Discussion and Implications

CompleteP represents a significant improvement in compute-efficient model training, especially pertinent as model architectures continue to grow in scale. By enabling comprehensive HP transfer, CompleteP potentially reduces the environmental and economic costs associated with LLM training. The theoretical and practical insights provided also pave the way for future research into more generalized and adaptive parameterization strategies, extending possibly beyond transformers to other architectures.

In terms of practical deployment, CompleteP offers a framework that could be adapted to various hardware settings, ensuring optimal use across both training and inference phases.

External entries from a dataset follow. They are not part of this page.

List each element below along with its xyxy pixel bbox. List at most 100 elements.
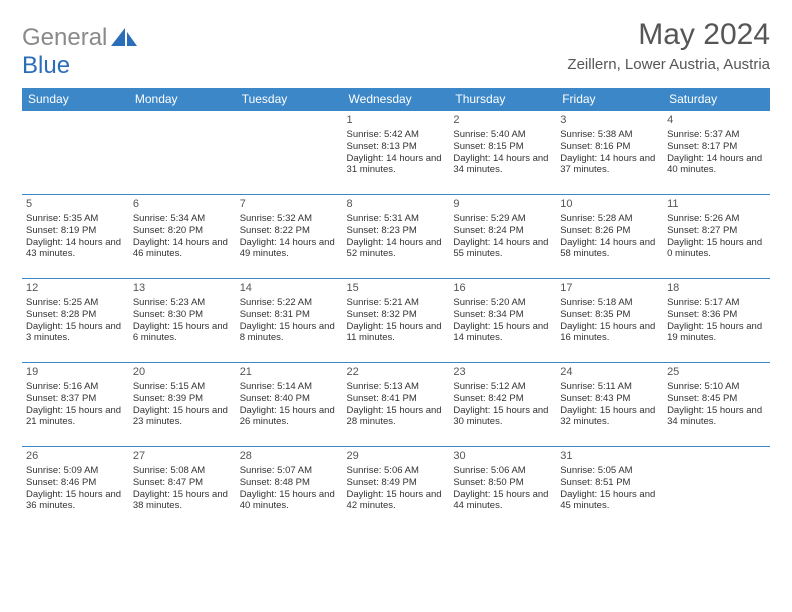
sunrise-line: Sunrise: 5:05 AM	[560, 465, 659, 477]
sunrise-line: Sunrise: 5:34 AM	[133, 213, 232, 225]
sunrise-line: Sunrise: 5:13 AM	[347, 381, 446, 393]
sunrise-line: Sunrise: 5:11 AM	[560, 381, 659, 393]
calendar-day-cell	[129, 111, 236, 195]
sunrise-line: Sunrise: 5:32 AM	[240, 213, 339, 225]
brand-part2: Blue	[22, 52, 70, 79]
sunrise-line: Sunrise: 5:40 AM	[453, 129, 552, 141]
weekday-header: Tuesday	[236, 88, 343, 111]
day-number: 23	[453, 366, 552, 380]
sunset-line: Sunset: 8:49 PM	[347, 477, 446, 489]
calendar-day-cell: 17Sunrise: 5:18 AMSunset: 8:35 PMDayligh…	[556, 279, 663, 363]
sunset-line: Sunset: 8:20 PM	[133, 225, 232, 237]
daylight-line: Daylight: 14 hours and 52 minutes.	[347, 237, 446, 261]
weekday-header: Monday	[129, 88, 236, 111]
calendar-day-cell	[236, 111, 343, 195]
calendar-day-cell: 9Sunrise: 5:29 AMSunset: 8:24 PMDaylight…	[449, 195, 556, 279]
sunset-line: Sunset: 8:41 PM	[347, 393, 446, 405]
day-number: 12	[26, 282, 125, 296]
calendar-day-cell: 23Sunrise: 5:12 AMSunset: 8:42 PMDayligh…	[449, 363, 556, 447]
calendar-day-cell: 26Sunrise: 5:09 AMSunset: 8:46 PMDayligh…	[22, 447, 129, 521]
sunset-line: Sunset: 8:42 PM	[453, 393, 552, 405]
calendar-day-cell: 5Sunrise: 5:35 AMSunset: 8:19 PMDaylight…	[22, 195, 129, 279]
sunset-line: Sunset: 8:28 PM	[26, 309, 125, 321]
day-number: 16	[453, 282, 552, 296]
sunset-line: Sunset: 8:27 PM	[667, 225, 766, 237]
daylight-line: Daylight: 15 hours and 36 minutes.	[26, 489, 125, 513]
sunrise-line: Sunrise: 5:29 AM	[453, 213, 552, 225]
daylight-line: Daylight: 15 hours and 44 minutes.	[453, 489, 552, 513]
sunset-line: Sunset: 8:15 PM	[453, 141, 552, 153]
daylight-line: Daylight: 15 hours and 16 minutes.	[560, 321, 659, 345]
sunset-line: Sunset: 8:50 PM	[453, 477, 552, 489]
day-number: 13	[133, 282, 232, 296]
day-number: 31	[560, 450, 659, 464]
title-block: May 2024 Zeillern, Lower Austria, Austri…	[567, 18, 770, 73]
sunrise-line: Sunrise: 5:06 AM	[347, 465, 446, 477]
day-number: 11	[667, 198, 766, 212]
calendar-day-cell: 13Sunrise: 5:23 AMSunset: 8:30 PMDayligh…	[129, 279, 236, 363]
daylight-line: Daylight: 14 hours and 43 minutes.	[26, 237, 125, 261]
calendar-day-cell: 2Sunrise: 5:40 AMSunset: 8:15 PMDaylight…	[449, 111, 556, 195]
sunset-line: Sunset: 8:17 PM	[667, 141, 766, 153]
sunset-line: Sunset: 8:37 PM	[26, 393, 125, 405]
calendar-table: SundayMondayTuesdayWednesdayThursdayFrid…	[22, 88, 770, 521]
sunset-line: Sunset: 8:30 PM	[133, 309, 232, 321]
header: General Blue May 2024 Zeillern, Lower Au…	[22, 18, 770, 80]
calendar-day-cell: 21Sunrise: 5:14 AMSunset: 8:40 PMDayligh…	[236, 363, 343, 447]
calendar-day-cell: 24Sunrise: 5:11 AMSunset: 8:43 PMDayligh…	[556, 363, 663, 447]
sunrise-line: Sunrise: 5:42 AM	[347, 129, 446, 141]
daylight-line: Daylight: 14 hours and 37 minutes.	[560, 153, 659, 177]
sunset-line: Sunset: 8:26 PM	[560, 225, 659, 237]
day-number: 5	[26, 198, 125, 212]
day-number: 14	[240, 282, 339, 296]
calendar-week-row: 26Sunrise: 5:09 AMSunset: 8:46 PMDayligh…	[22, 447, 770, 521]
calendar-day-cell: 27Sunrise: 5:08 AMSunset: 8:47 PMDayligh…	[129, 447, 236, 521]
day-number: 24	[560, 366, 659, 380]
sunrise-line: Sunrise: 5:10 AM	[667, 381, 766, 393]
calendar-day-cell: 31Sunrise: 5:05 AMSunset: 8:51 PMDayligh…	[556, 447, 663, 521]
sunset-line: Sunset: 8:48 PM	[240, 477, 339, 489]
weekday-header: Saturday	[663, 88, 770, 111]
day-number: 21	[240, 366, 339, 380]
day-number: 20	[133, 366, 232, 380]
sunset-line: Sunset: 8:45 PM	[667, 393, 766, 405]
location-subtitle: Zeillern, Lower Austria, Austria	[567, 56, 770, 73]
sunrise-line: Sunrise: 5:25 AM	[26, 297, 125, 309]
sunset-line: Sunset: 8:32 PM	[347, 309, 446, 321]
sunrise-line: Sunrise: 5:26 AM	[667, 213, 766, 225]
sunset-line: Sunset: 8:51 PM	[560, 477, 659, 489]
calendar-day-cell: 16Sunrise: 5:20 AMSunset: 8:34 PMDayligh…	[449, 279, 556, 363]
day-number: 6	[133, 198, 232, 212]
day-number: 30	[453, 450, 552, 464]
calendar-day-cell: 6Sunrise: 5:34 AMSunset: 8:20 PMDaylight…	[129, 195, 236, 279]
sunrise-line: Sunrise: 5:16 AM	[26, 381, 125, 393]
day-number: 9	[453, 198, 552, 212]
daylight-line: Daylight: 14 hours and 49 minutes.	[240, 237, 339, 261]
calendar-day-cell: 11Sunrise: 5:26 AMSunset: 8:27 PMDayligh…	[663, 195, 770, 279]
day-number: 8	[347, 198, 446, 212]
calendar-day-cell: 20Sunrise: 5:15 AMSunset: 8:39 PMDayligh…	[129, 363, 236, 447]
calendar-day-cell: 28Sunrise: 5:07 AMSunset: 8:48 PMDayligh…	[236, 447, 343, 521]
sunrise-line: Sunrise: 5:07 AM	[240, 465, 339, 477]
daylight-line: Daylight: 14 hours and 58 minutes.	[560, 237, 659, 261]
sunrise-line: Sunrise: 5:15 AM	[133, 381, 232, 393]
calendar-day-cell: 10Sunrise: 5:28 AMSunset: 8:26 PMDayligh…	[556, 195, 663, 279]
sunrise-line: Sunrise: 5:38 AM	[560, 129, 659, 141]
day-number: 19	[26, 366, 125, 380]
sunrise-line: Sunrise: 5:18 AM	[560, 297, 659, 309]
weekday-header-row: SundayMondayTuesdayWednesdayThursdayFrid…	[22, 88, 770, 111]
day-number: 2	[453, 114, 552, 128]
day-number: 15	[347, 282, 446, 296]
daylight-line: Daylight: 15 hours and 28 minutes.	[347, 405, 446, 429]
daylight-line: Daylight: 15 hours and 30 minutes.	[453, 405, 552, 429]
weekday-header: Thursday	[449, 88, 556, 111]
day-number: 27	[133, 450, 232, 464]
calendar-day-cell: 19Sunrise: 5:16 AMSunset: 8:37 PMDayligh…	[22, 363, 129, 447]
calendar-day-cell	[22, 111, 129, 195]
daylight-line: Daylight: 15 hours and 32 minutes.	[560, 405, 659, 429]
day-number: 26	[26, 450, 125, 464]
sunset-line: Sunset: 8:31 PM	[240, 309, 339, 321]
calendar-day-cell: 14Sunrise: 5:22 AMSunset: 8:31 PMDayligh…	[236, 279, 343, 363]
day-number: 25	[667, 366, 766, 380]
sunset-line: Sunset: 8:43 PM	[560, 393, 659, 405]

This adaptability may extend the applicability of advanced deep learning models into domains constrained by compute resources.

Conclusion

The exploration into CompleteP marks a critical step towards optimizing training regimes for deep learning models by harnessing parameterization strategies that transcend traditional limitations. The empirical evidence and theoretical rigor highlighted in this paper establish a path forward for developing even more efficient and scalable AI systems. By mitigating the computational costs associated with deep model training, CompleteP not only contributes to the efficiency of AI systems but also addresses broader implications related to sustainable AI research practices.